Initial Delay in Image Generation with Flux Schnell on H100
Thank you very much for your incredible work @aredden!
I wanted to ask you about something I've noticed when using Flux Schnell with an H100. (when using compile_extras and compile_blocks) After running the three warmups of Flux Schnell, the first image I generate takes about 45 seconds to start the first iteration, but the subsequent images generate quickly. Is this normal? Is there any way to avoid this initial delay?
I appreciate your help in advance.
The slowdown is due to the torch.compile compilation, it should speed up after that, but the initial generation may take a while, and also may take a while for each new requested image shape. The initial slowdown is much more reasonable with torch nightly, or just torch > 2.4.x, since I believe they made it quite a bit faster, or at least it is faster on my machine. I barely notice compilation speed anymore, though I have a beefy computer so there is that.

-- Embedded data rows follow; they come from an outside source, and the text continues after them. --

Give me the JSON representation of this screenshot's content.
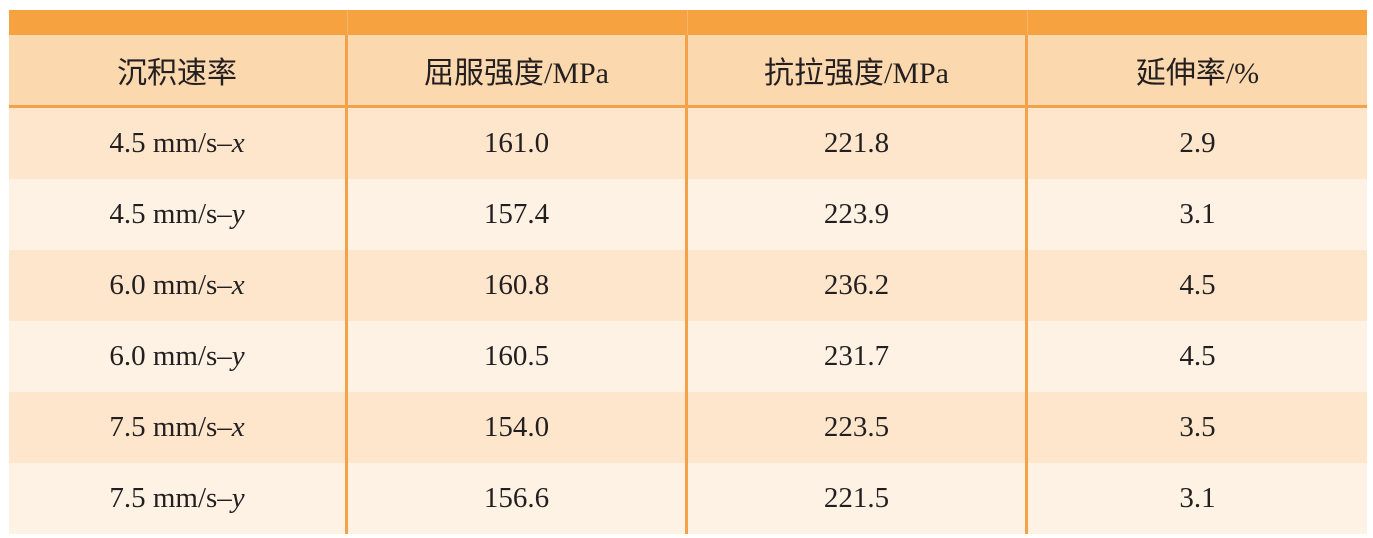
{
  "table": {
    "headers": [
      "沉积速率",
      "屈服强度/MPa",
      "抗拉强度/MPa",
      "延伸率/%"
    ],
    "rows": [
      {
        "rate": "4.5 mm/s–",
        "axis": "x",
        "yield": "161.0",
        "tensile": "221.8",
        "elongation": "2.9"
      },
      {
        "rate": "4.5 mm/s–",
        "axis": "y",
        "yield": "157.4",
        "tensile": "223.9",
        "elongation": "3.1"
      },
      {
        "rate": "6.0 mm/s–",
        "axis": "x",
        "yield": "160.8",
        "tensile": "236.2",
        "elongation": "4.5"
      },
      {
        "rate": "6.0 mm/s–",
        "axis": "y",
        "yield": "160.5",
        "tensile": "231.7",
        "elongation": "4.5"
      },
      {
        "rate": "7.5 mm/s–",
        "axis": "x",
        "yield": "154.0",
        "tensile": "223.5",
        "elongation": "3.5"
      },
      {
        "rate": "7.5 mm/s–",
        "axis": "y",
        "yield": "156.6",
        "tensile": "221.5",
        "elongation": "3.1"
      }
    ]
  },
  "colors": {
    "accent_bar": "#f7a240",
    "header_bg": "#fbd8ae",
    "row_odd_bg": "#fde6cc",
    "row_even_bg": "#fef2e4",
    "divider": "#f3a24a"
  }
}
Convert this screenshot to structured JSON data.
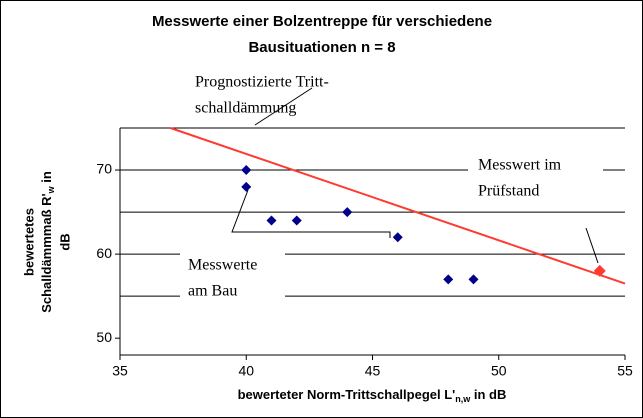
{
  "chart_data": {
    "type": "scatter",
    "title": [
      "Messwerte einer Bolzentreppe für verschiedene",
      "Bausituationen n = 8"
    ],
    "x_label": {
      "main": "bewerteter Norm-Trittschallpegel L'",
      "sub": "n,w",
      "tail": " in dB"
    },
    "y_label": {
      "line1": "bewertetes",
      "main": "Schalldämmmaß R'",
      "sub": "w",
      "tail": " in",
      "line3": "dB"
    },
    "series": [
      {
        "name": "Messwerte am Bau",
        "color": "#00008b",
        "x": [
          40,
          40,
          41,
          42,
          44,
          46,
          48,
          49
        ],
        "values": [
          70,
          68,
          64,
          64,
          65,
          62,
          57,
          57
        ]
      },
      {
        "name": "Messwert im Prüfstand",
        "color": "#ff3b30",
        "x": [
          54
        ],
        "values": [
          58
        ]
      }
    ],
    "line": {
      "color": "#ff3b30",
      "x": [
        37,
        55
      ],
      "values": [
        75,
        56.5
      ]
    },
    "annotations": [
      [
        "Prognostizierte Tritt-",
        "schalldämmung"
      ],
      [
        "Messwert im",
        "Prüfstand"
      ],
      [
        "Messwerte",
        "am Bau"
      ]
    ],
    "xlim": [
      35,
      55
    ],
    "xticks": [
      35,
      40,
      45,
      50,
      55
    ],
    "ylim": [
      48,
      75
    ],
    "yticks": [
      50,
      60,
      70
    ],
    "grid_lines": [
      55,
      60,
      65,
      70,
      75
    ]
  }
}
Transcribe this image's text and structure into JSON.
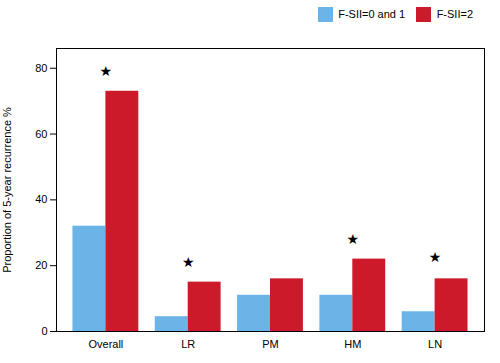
{
  "chart_data": {
    "type": "bar",
    "categories": [
      "Overall",
      "LR",
      "PM",
      "HM",
      "LN"
    ],
    "series": [
      {
        "name": "F-SII=0 and 1",
        "color": "#6ab4e8",
        "values": [
          32,
          4.5,
          11,
          11,
          6
        ]
      },
      {
        "name": "F-SII=2",
        "color": "#cc1a2a",
        "values": [
          73,
          15,
          16,
          22,
          16
        ]
      }
    ],
    "ylabel": "Proportion of 5-year recurrence %",
    "ylim": [
      0,
      86
    ],
    "yticks": [
      0,
      20,
      40,
      60,
      80
    ],
    "grid": false,
    "legend": "upper right",
    "annotations": [
      {
        "category": "Overall",
        "text": "★",
        "bracket_y": 75,
        "y": 77.5
      },
      {
        "category": "LR",
        "text": "★",
        "bracket_y": 17,
        "y": 19.5
      },
      {
        "category": "HM",
        "text": "★",
        "bracket_y": 24,
        "y": 26.5
      },
      {
        "category": "LN",
        "text": "★",
        "bracket_y": 18.5,
        "y": 21
      }
    ]
  }
}
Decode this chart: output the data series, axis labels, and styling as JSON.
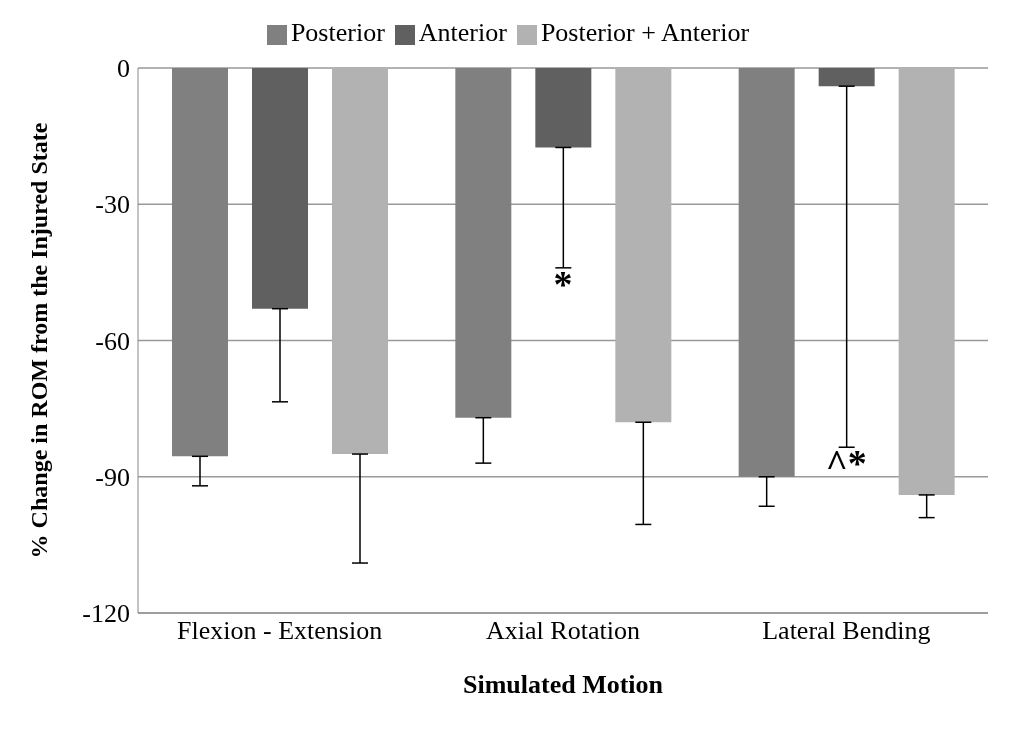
{
  "chart_data": {
    "type": "bar",
    "xlabel": "Simulated Motion",
    "ylabel": "% Change in ROM from the Injured State",
    "categories": [
      "Flexion - Extension",
      "Axial Rotation",
      "Lateral Bending"
    ],
    "series": [
      {
        "name": "Posterior",
        "color": "#808080",
        "values": [
          -85.5,
          -77,
          -90
        ],
        "errors": [
          [
            -92,
            -85.5
          ],
          [
            -87,
            -77
          ],
          [
            -96.5,
            -90
          ]
        ]
      },
      {
        "name": "Anterior",
        "color": "#606060",
        "values": [
          -53,
          -17.5,
          -4
        ],
        "errors": [
          [
            -73.5,
            -53
          ],
          [
            -44,
            -17.5
          ],
          [
            -83.5,
            -4
          ]
        ]
      },
      {
        "name": "Posterior + Anterior",
        "color": "#b2b2b2",
        "values": [
          -85,
          -78,
          -94
        ],
        "errors": [
          [
            -109,
            -85
          ],
          [
            -100.5,
            -78
          ],
          [
            -99,
            -94
          ]
        ]
      }
    ],
    "annotations": [
      {
        "text": "*",
        "x": "Axial Rotation",
        "y": -44
      },
      {
        "text": "^*",
        "x": "Lateral Bending",
        "y": -83.5
      }
    ],
    "ylim": [
      -120,
      0
    ],
    "yticks": [
      -120,
      -90,
      -60,
      -30,
      0
    ],
    "grid": "y",
    "legend": "top"
  }
}
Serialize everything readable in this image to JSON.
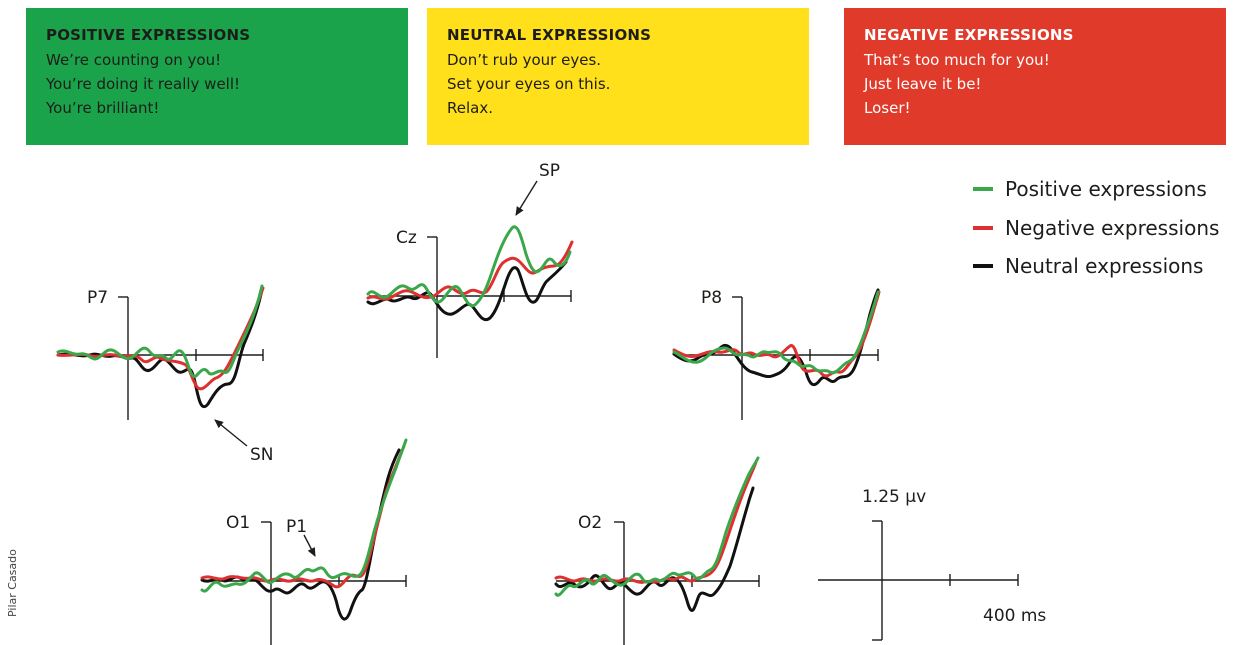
{
  "colors": {
    "positive": "#1aa34a",
    "neutral": "#ffe01b",
    "negative": "#e03a2a",
    "trace_positive": "#3aa84a",
    "trace_negative": "#de3030",
    "trace_neutral": "#111111"
  },
  "boxes": {
    "positive": {
      "title": "POSITIVE EXPRESSIONS",
      "lines": [
        "We’re counting on you!",
        "You’re doing it really well!",
        "You’re brilliant!"
      ]
    },
    "neutral": {
      "title": "NEUTRAL EXPRESSIONS",
      "lines": [
        "Don’t rub your eyes.",
        "Set your eyes on this.",
        "Relax."
      ]
    },
    "negative": {
      "title": "NEGATIVE EXPRESSIONS",
      "lines": [
        "That’s too much for you!",
        "Just leave it be!",
        "Loser!"
      ]
    }
  },
  "legend": [
    "Positive expressions",
    "Negative expressions",
    "Neutral expressions"
  ],
  "electrodes": {
    "p7": "P7",
    "cz": "Cz",
    "p8": "P8",
    "o1": "O1",
    "o2": "O2"
  },
  "annotations": {
    "sp": "SP",
    "sn": "SN",
    "p1": "P1"
  },
  "scale": {
    "amplitude": "1.25 μv",
    "time": "400 ms"
  },
  "credit": "Pilar Casado"
}
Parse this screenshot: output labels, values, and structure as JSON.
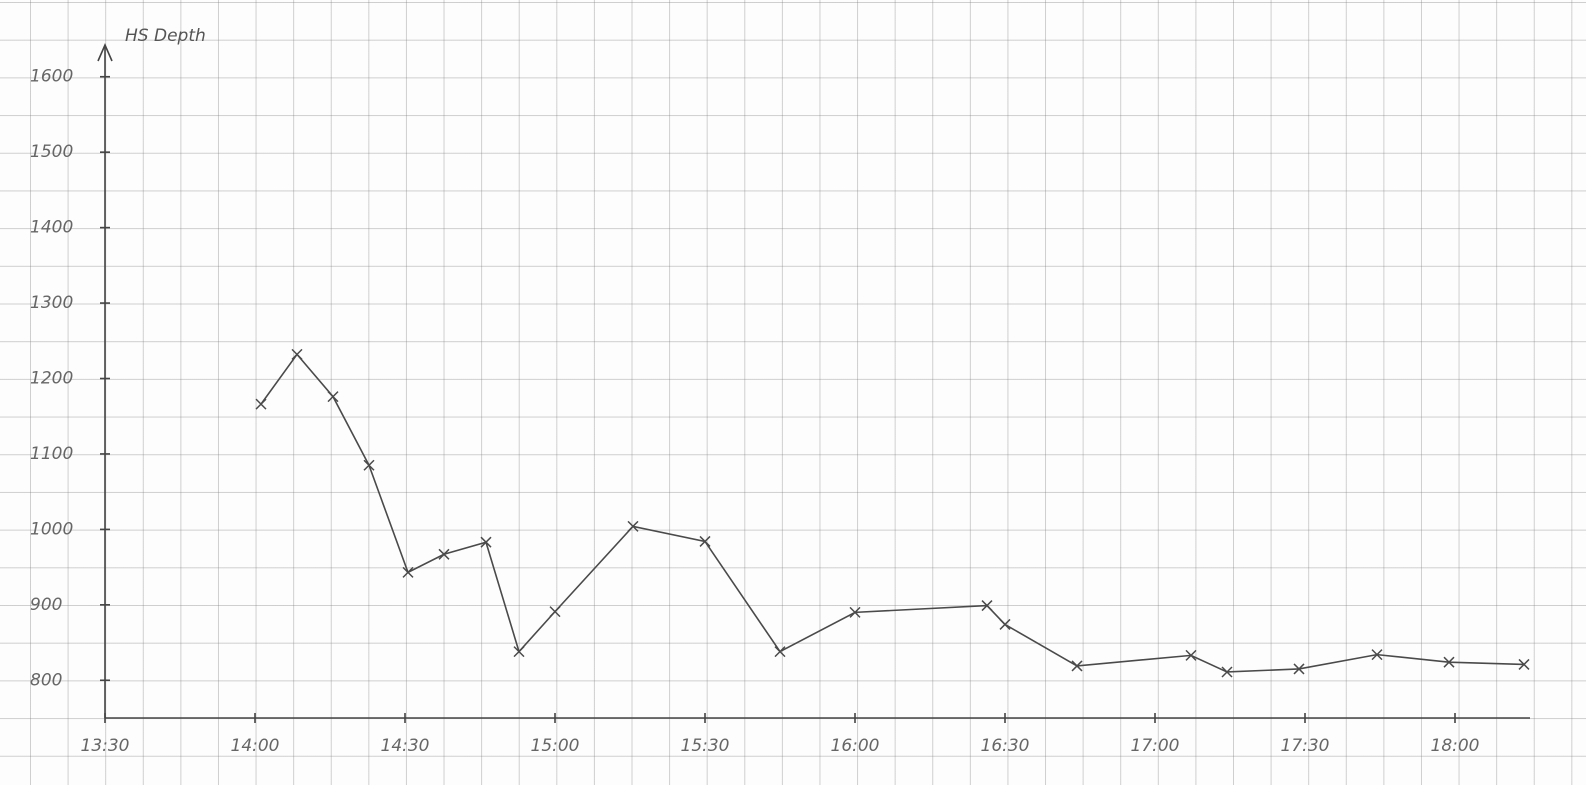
{
  "chart_data": {
    "type": "line",
    "title": "HS Depth",
    "x": [
      14.02,
      14.14,
      14.26,
      14.38,
      14.51,
      14.63,
      14.77,
      14.88,
      15.0,
      15.26,
      15.5,
      15.75,
      16.0,
      16.44,
      16.5,
      16.74,
      17.12,
      17.24,
      17.48,
      17.74,
      17.98,
      18.23
    ],
    "series": [
      {
        "color": "#4a4a4a",
        "values": [
          1166,
          1232,
          1176,
          1085,
          943,
          967,
          983,
          838,
          891,
          1004,
          984,
          838,
          890,
          899,
          874,
          819,
          833,
          811,
          815,
          834,
          824,
          821
        ]
      }
    ],
    "xlim": [
      13.5,
      18.25
    ],
    "xticks": [
      {
        "value": 13.5,
        "label": "13:30"
      },
      {
        "value": 14,
        "label": "14:00"
      },
      {
        "value": 14.5,
        "label": "14:30"
      },
      {
        "value": 15,
        "label": "15:00"
      },
      {
        "value": 15.5,
        "label": "15:30"
      },
      {
        "value": 16,
        "label": "16:00"
      },
      {
        "value": 16.5,
        "label": "16:30"
      },
      {
        "value": 17,
        "label": "17:00"
      },
      {
        "value": 17.5,
        "label": "17:30"
      },
      {
        "value": 18,
        "label": "18:00"
      }
    ],
    "ylim": [
      750,
      1650
    ],
    "yticks": [
      800,
      900,
      1000,
      1100,
      1200,
      1300,
      1400,
      1500,
      1600
    ]
  }
}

Thanks so much for your reply! I really appreciate it.
I have tested this slowdown on h100 and rtx4090. The slowdown is around 1 minute for just torch and for torch nightly its around 3-7 seconds
Yeah- so essentially using nightly is significantly better.
I'm still experiencing a slowdown with the initial compilation on a H100 with torch nightly builds (2.6.0.dev20240918+cu124) Based on the previous comments here ... that should not happen right. Any thoughts on why this can happen?
I think it depends. Sometimes compilation will be more costly than others depending on torch version. I think at the time, nightly was 2.5.0 or 2.5.1, I'm not sure. So, it could be that you may only need one of those two for fastest compile time.